Until they simply get to this in one step:
$Ae^-(\frac{\gamma t}{2})\cos(\omega_d t + \phi)$

I've tried reading many other sources for this derivation of the underdamped oscillator, and I follow up until this last critical step and they don't hint at the omitted steps.

2. Feb 21, 2013

### HallsofIvy

Staff Emeritus
That's a pretty standard step. Use the identity cos(A+ B)= cos(A)cos(B)- sin(A)sin(B).

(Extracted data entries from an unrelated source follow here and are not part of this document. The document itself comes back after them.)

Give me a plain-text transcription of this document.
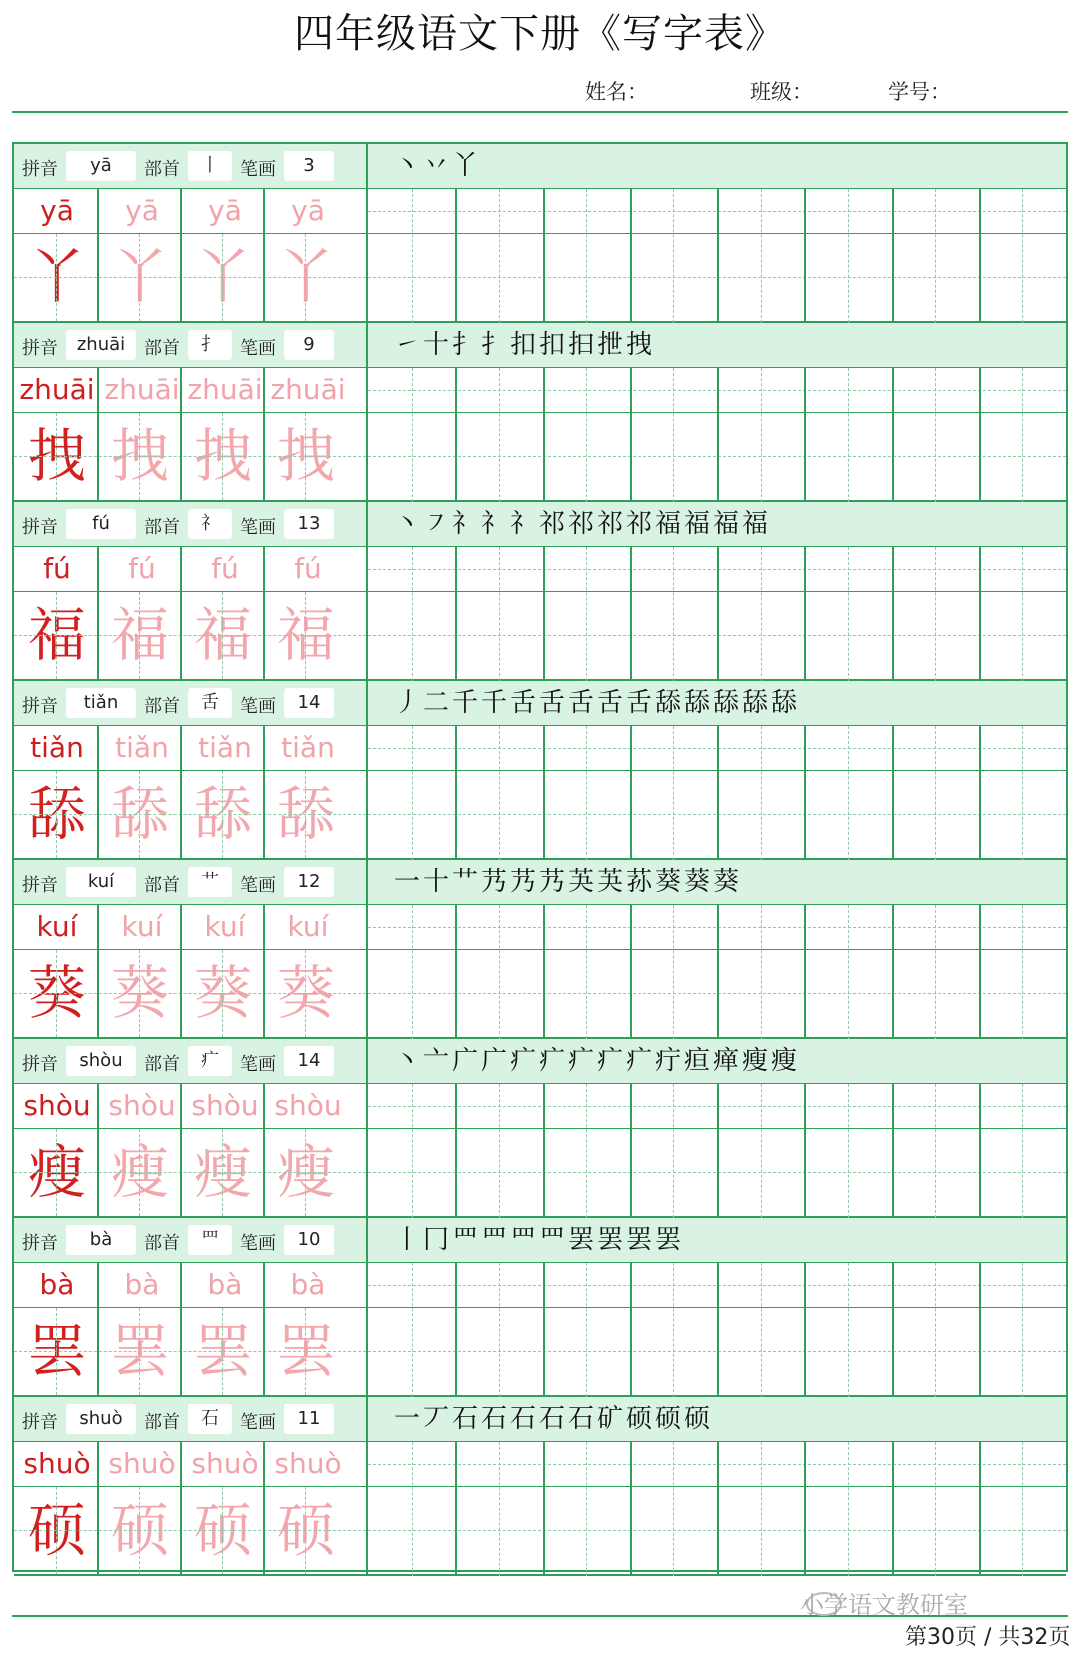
四年级语文下册《写字表》
姓名：	班级：	学号：
拼音	yā	部首	丨	笔画	3	丶 丷 丫
yā	yā	yā	yā
丫 丫 丫 丫
拼音	zhuāi	部首	扌	笔画	9	㇀ 十 扌 扌 扣 扣 抇 抴 拽
zhuāi zhuāi zhuāi zhuāi
拽 拽 拽 拽
拼音	fú	部首	礻	笔画	13	丶 ㇇ 礻 礻 礻 祁 祁 祁 祁 福 福 福 福
fú	fú	fú	fú
福 福 福 福
拼音	tiǎn	部首	舌	笔画	14	丿 二 千 千 舌 舌 舌 舌 舌 舔 舔 舔 舔 舔
tiǎn	tiǎn	tiǎn	tiǎn
舔 舔 舔 舔
拼音	kuí	部首	艹	笔画	12	一 十 艹 艿 艿 艿 芵 芵 荪 葵 葵 葵
kuí	kuí	kuí	kuí
葵 葵 葵 葵
拼音	shòu	部首	疒	笔画	14	丶 亠 广 广 疒 疒 疒 疒 疒 疔 疸 瘅 瘦 瘦
shòu shòu shòu shòu
瘦 瘦 瘦 瘦
拼音	bà	部首	罒	笔画	10	丨 冂 罒 罒 罒 罒 罢 罢 罢 罢
bà	bà	bà	bà
罢 罢 罢 罢
拼音	shuò	部首	石	笔画	11	一 丆 石 石 石 石 石 矿 硕 硕 硕
shuò shuò shuò shuò
硕 硕 硕 硕
小学语文教研室
第30页 / 共32页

Comparing that to $\alpha cos(\theta)+ \beta sin(\theta)$
($\alpha= c_1e^{-\gamma t/2}$, $\beta= c_2e^{-\gamma t/2}$ and $\theta= \omega_d t$.)
We need $cos(A)= \alpha$ and $sin(A)= \beta$. Of course, that is not possible unless $\alpha^2+ \beta^2= 1$. If that is not true, then we multiply and divide by $\alpha^2+ \beta^2$:
$$(\alpha^2+ \beta^2)\left(\frac{\alpha}{\alpha^2+ \beta^2}cos(\theta)+ \frac{\beta}{\alpha^2+ \beta^2}sin(\theta)\right)$$

3. Feb 21, 2013

### LCKurtz

I think Halls meant$$\sqrt{\alpha^2+ \beta^2}\left(\frac{\alpha}{\sqrt{\alpha^2+ \beta^2}}cos(\theta)+ \frac{\beta}{\sqrt{\alpha^2+ \beta^2}}sin(\theta)\right)$$

4. Feb 21, 2013

### -Dragoon-

Got it, thanks everyone.